Hungarian Bankholding Ltd.
Hungarian Bankholding Ltd. is a domestically owned financial holding company, which aims to implement the merger of Budapest Bank Zrt., MKB Bank Nyrt. and Takarék Group. The company commenced its effective operation on 15 December 2020, after MNB (acting as the central bank of Hungary) approved the merger of three credit institutions, and the shares of the key owners were transferred to the joint holding company. By transferring the in-kind contributions, the second largest banking group in Hungary has been established.
In March 2021, the Board of Directors and the Supervisory Board of the Hungarian Bankholding approved the five-year strategy for the merger of the member banks, based on which the fusion of the three credit institutions is planned to be concluded in 2023. On 15 December 2021, the General Meeting of MKB Bank and the highest authorities of Hungarian Takarék Bankholding Ltd. – which owns Takarék Group – approved the merger schedule regarding the fusion of Budapest Bank, MKB Bank and Hungarian Takarék Bankholding. Upon receiving the relevant approval and decision of the MNB, MKB Bank will take over the group management functions of the Hungarian Bankholding Group as of 29 April 2022, and Hungarian Bankholding will cease to be a financial holding company thereafter. The legal merger of Budapest Bank and MKB Bank was concluded on 31 March 2022, and the merged credit institution will temporarily continue to operate under the name MKB Bank Nyrt.

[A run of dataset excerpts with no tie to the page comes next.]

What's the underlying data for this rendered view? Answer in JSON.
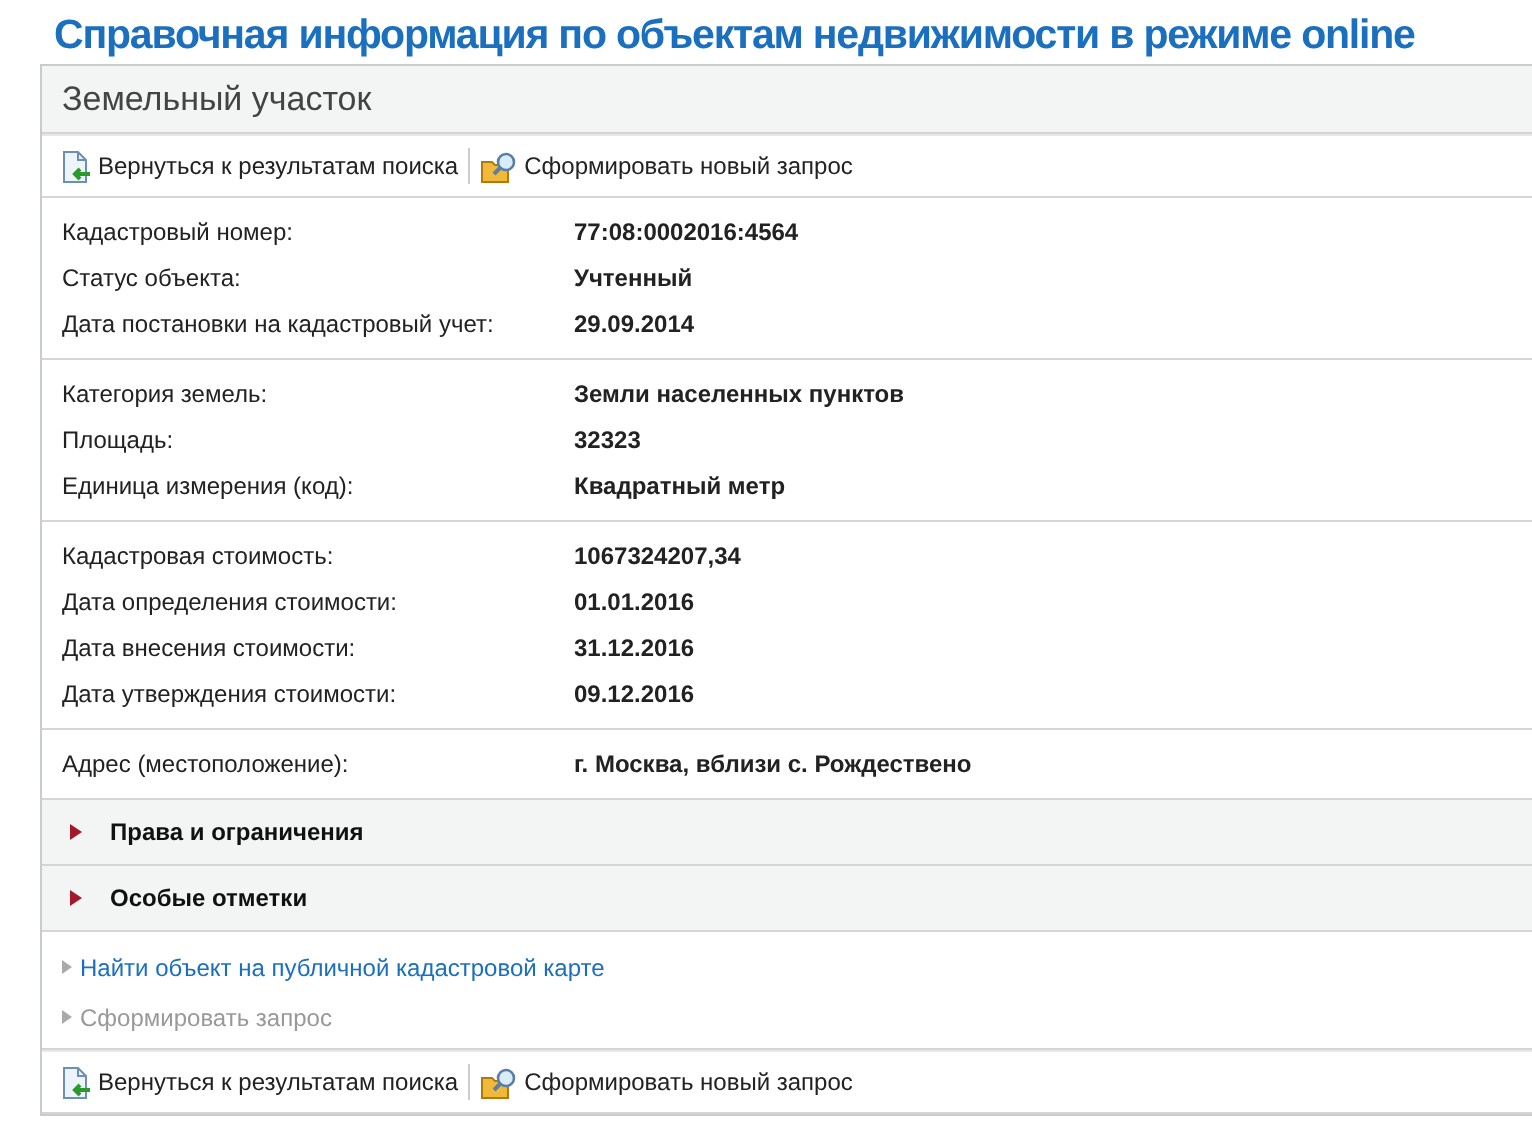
{
  "page_title": "Справочная информация по объектам недвижимости в режиме online",
  "panel": {
    "title": "Земельный участок",
    "top_toolbar": [
      {
        "kind": "back",
        "label": "Вернуться к результатам поиска"
      },
      {
        "kind": "query",
        "label": "Сформировать новый запрос"
      }
    ],
    "groups": [
      [
        {
          "label": "Кадастровый номер:",
          "value": "77:08:0002016:4564"
        },
        {
          "label": "Статус объекта:",
          "value": "Учтенный"
        },
        {
          "label": "Дата постановки на кадастровый учет:",
          "value": "29.09.2014"
        }
      ],
      [
        {
          "label": "Категория земель:",
          "value": "Земли населенных пунктов"
        },
        {
          "label": "Площадь:",
          "value": "32323"
        },
        {
          "label": "Единица измерения (код):",
          "value": "Квадратный метр"
        }
      ],
      [
        {
          "label": "Кадастровая стоимость:",
          "value": "1067324207,34"
        },
        {
          "label": "Дата определения стоимости:",
          "value": "01.01.2016"
        },
        {
          "label": "Дата внесения стоимости:",
          "value": "31.12.2016"
        },
        {
          "label": "Дата утверждения стоимости:",
          "value": "09.12.2016"
        }
      ],
      [
        {
          "label": "Адрес (местоположение):",
          "value": "г. Москва, вблизи с. Рождествено"
        }
      ]
    ],
    "sections": [
      {
        "label": "Права и ограничения",
        "expanded": false
      },
      {
        "label": "Особые отметки",
        "expanded": false
      }
    ],
    "links": [
      {
        "label": "Найти объект на публичной кадастровой карте",
        "disabled": false
      },
      {
        "label": "Сформировать запрос",
        "disabled": true
      }
    ],
    "bottom_toolbar": [
      {
        "kind": "back",
        "label": "Вернуться к результатам поиска"
      },
      {
        "kind": "query",
        "label": "Сформировать новый запрос"
      }
    ]
  }
}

The aim of the emerging large bank is to be the most modern bank in Hungary, which will introduce flexible, internationally leading digital solutions. The new large bank will serve the full market spectrum and all customer segments in the future, with a significant emphasis on the provision of new, modern range of products and services to retail, micro, small and medium-sized enterprise and agricultural customers.